Despite a 40 pound weight loss in very few weeks and my inability to formulate full sentences without needing to put a pillow over my head before said sentence was complete, my friends and family seemed convinced that handing me a book filled with positive insight would perk me right up, and have me excited about the prospect of personal hygiene again.

Some people would comment on the fact that I should be grateful that I didn't have cancer. In their view, my diagnoses were clearly not fatal, and as such, medication was unnecessary. It's a travesty that in this day and age of available knowledge; such views are still the ruling majority. Having to listen to someone who suggests that yoga and holistic practices will "cure" me of my funk only serves to cause further stress and a downward spiral in which feelings of loneliness and abandonment spark a deeper, darker mental state.

This is not to state that alternative therapies are useless. As a health care professional, I understand all too well the positive effects of exercise and positive thought on serotonin levels and increased endorphins, as well as the detriments and co-morbid diseases associated with higher levels of cortisol.
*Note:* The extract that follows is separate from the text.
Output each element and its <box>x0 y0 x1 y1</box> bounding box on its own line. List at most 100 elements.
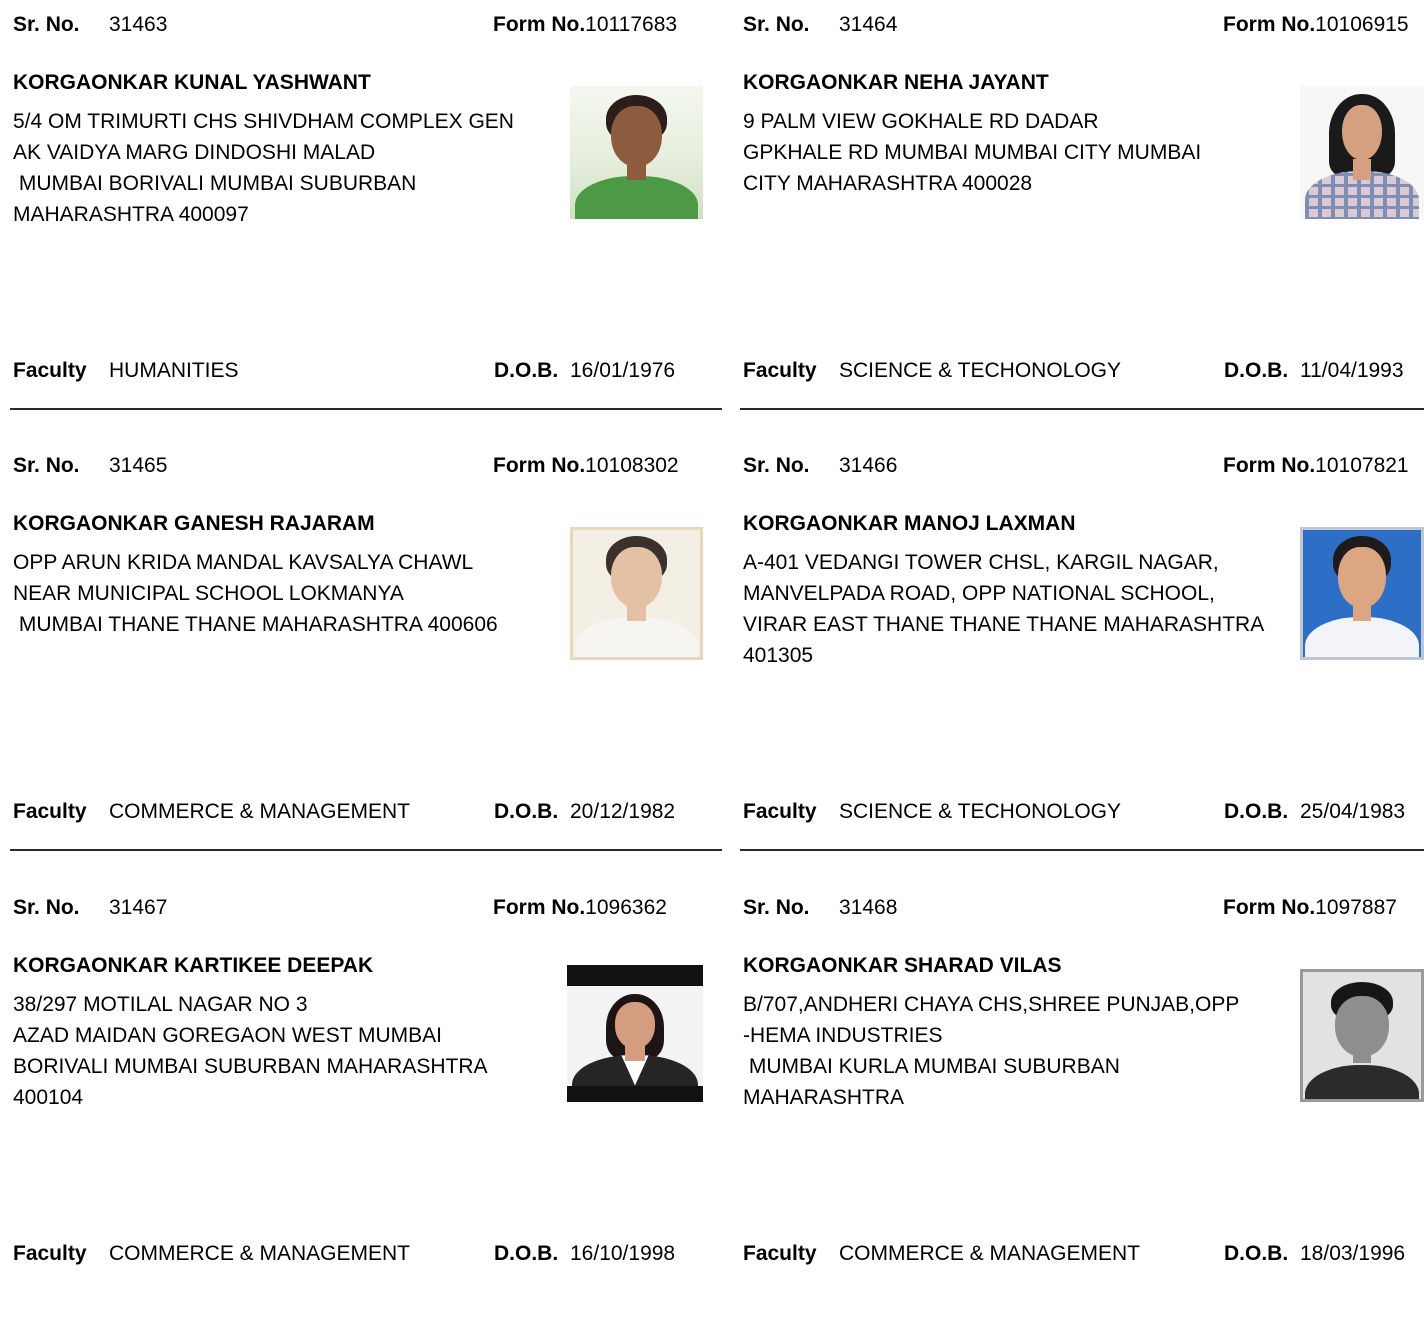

I agree that imagery, yoga, meditation, clean eating, smiling, laughing, along with many other mood enhancing activities can be extremely beneficial. However, that having been said, for someone who suffers from a mental illness such as MDD and GAD, before any of the above activities can be commenced, the victim needs to be able to muster some kind of desire to...well, to live. And that's when antidepressants and other antipsychotics, as well as therapy, are crucial in clearing the thick fog of pain and overwhelming defeat caused by mental illness.

And to tell someone with mental illness that treatment is not necessary in order to overcome the symptoms of the disease is about as sensitive as telling someone with a treatable cancer that surgery, chemo, and radiation won't be necessary; or deciding that a person with pneumonia won't benefit from antibiotics. Yes, both of those are valid analogies to the detrimental effects of mental illness gone untreated. It's time we all got educated.